Variable declarations on one line

  • Thread starter Frisco Del rosario
  • Start date
F

Frisco Del rosario

a="al", b="bob", c="carl"

Why is a an array containing al, bob, carl, and not a string "al"?
 
D

David A. Black

Hi --

a="al", b="bob", c="carl"

Why is a an array containing al, bob, carl, and not a string "al"?

It's because of the precedence and assignment-order rules. It's read
as:

a = x,y,z

which means that a is [x,y,z]. Meanwhile, y is this:

b = "bob"

and z is this:

c = "carl"

So you end up with a, b, and c all assigned, but not quite the way you
wanted.

Try this:

a, b, c = "al", "bob", "carl"


David

--
David A. Black / Ruby Power and Light, LLC
Ruby/Rails consulting & training: http://www.rubypal.com
Coming in 2009: The Well-Grounded Rubyist (http://manning.com/black2)

http://www.wishsight.com => Independent, social wishlist management!
 
T

Tom Link

a="al", b="bob", c="carl"

This is equivalent to:

b="bob"
c="carl"
a=("al", b, c)

What you want is:

a="al"; b="bob"; c="carl"

Or rather don't do it for stylistic reasons.
 
B

Brian Candler

Pascal said:
Why did you think you could program without parentheses?

Probably because the OP's way of initialisation is natural to a C
programmer.
 
P

Pascal J. Bourguignon

Brian Candler said:
Probably because the OP's way of initialisation is natural to a C
programmer.

But C has its own precendence pitfalls. To be on the safe side,
always put parentheses everywhere.
 
D

David A. Black

But C has its own precendence pitfalls. To be on the safe side,
always put parentheses everywhere.

To be even safer, avoid being doctrinaire about things like
parentheses and, instead, learn the way the tools you're using (Ruby,
in this case) work, so that you can make informed choices. That's what
the OP was trying to do, and it's a very good impulse.


David

--
David A. Black / Ruby Power and Light, LLC
Ruby/Rails consulting & training: http://www.rubypal.com
Coming in 2009: The Well-Grounded Rubyist (http://manning.com/black2)

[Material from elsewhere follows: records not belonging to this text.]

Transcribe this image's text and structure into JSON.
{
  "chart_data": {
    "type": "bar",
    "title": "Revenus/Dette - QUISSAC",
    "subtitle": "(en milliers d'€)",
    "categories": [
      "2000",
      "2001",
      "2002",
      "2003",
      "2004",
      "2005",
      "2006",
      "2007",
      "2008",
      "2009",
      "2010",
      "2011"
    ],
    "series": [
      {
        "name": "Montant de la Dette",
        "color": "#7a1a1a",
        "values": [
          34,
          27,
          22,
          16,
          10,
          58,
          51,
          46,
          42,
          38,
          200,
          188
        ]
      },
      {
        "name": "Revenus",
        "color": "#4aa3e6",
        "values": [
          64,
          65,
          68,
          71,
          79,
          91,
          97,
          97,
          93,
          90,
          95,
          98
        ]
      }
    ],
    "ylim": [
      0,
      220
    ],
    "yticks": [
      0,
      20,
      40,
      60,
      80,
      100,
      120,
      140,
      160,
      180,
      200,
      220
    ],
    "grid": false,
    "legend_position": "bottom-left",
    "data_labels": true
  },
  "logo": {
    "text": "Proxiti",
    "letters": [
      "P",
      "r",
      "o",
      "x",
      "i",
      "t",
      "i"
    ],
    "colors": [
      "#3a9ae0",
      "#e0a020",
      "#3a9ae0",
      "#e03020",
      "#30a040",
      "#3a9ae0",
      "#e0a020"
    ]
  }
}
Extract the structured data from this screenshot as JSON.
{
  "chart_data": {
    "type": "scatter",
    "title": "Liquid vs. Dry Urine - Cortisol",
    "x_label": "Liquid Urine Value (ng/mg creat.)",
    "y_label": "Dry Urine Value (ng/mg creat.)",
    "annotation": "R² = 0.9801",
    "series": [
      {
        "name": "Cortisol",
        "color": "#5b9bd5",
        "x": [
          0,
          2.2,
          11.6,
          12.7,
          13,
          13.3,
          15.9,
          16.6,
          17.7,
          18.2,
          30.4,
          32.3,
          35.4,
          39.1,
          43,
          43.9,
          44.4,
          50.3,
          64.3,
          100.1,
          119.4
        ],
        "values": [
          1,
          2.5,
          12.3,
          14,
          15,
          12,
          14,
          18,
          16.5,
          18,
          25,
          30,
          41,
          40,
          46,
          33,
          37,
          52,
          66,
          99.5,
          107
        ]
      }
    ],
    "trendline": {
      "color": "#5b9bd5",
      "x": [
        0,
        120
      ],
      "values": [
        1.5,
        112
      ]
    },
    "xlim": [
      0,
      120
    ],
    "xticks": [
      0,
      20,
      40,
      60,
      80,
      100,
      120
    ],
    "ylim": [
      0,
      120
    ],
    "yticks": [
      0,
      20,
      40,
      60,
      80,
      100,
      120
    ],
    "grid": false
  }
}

http://www.wishsight.com => Independent, social wishlist management!
 
J

Julian Leviston

Because a = "one", "two", "three" Is identical to a= ["one", "two",
"three"]

You want semicolons between statements, not commas


Sent from my iPhone

On 02/02/2009, at 11:28 PM, Frisco Del rosario <[email protected]
 
R

Rick DeNatale

[Note: parts of this message were removed to make it a legal post.]

By the way, the title of this thread prompts me to point out that there is
no such thing as a variable declaration in Ruby, unless you consider formal
arguments in method and block definitions to be declarations, which I don't.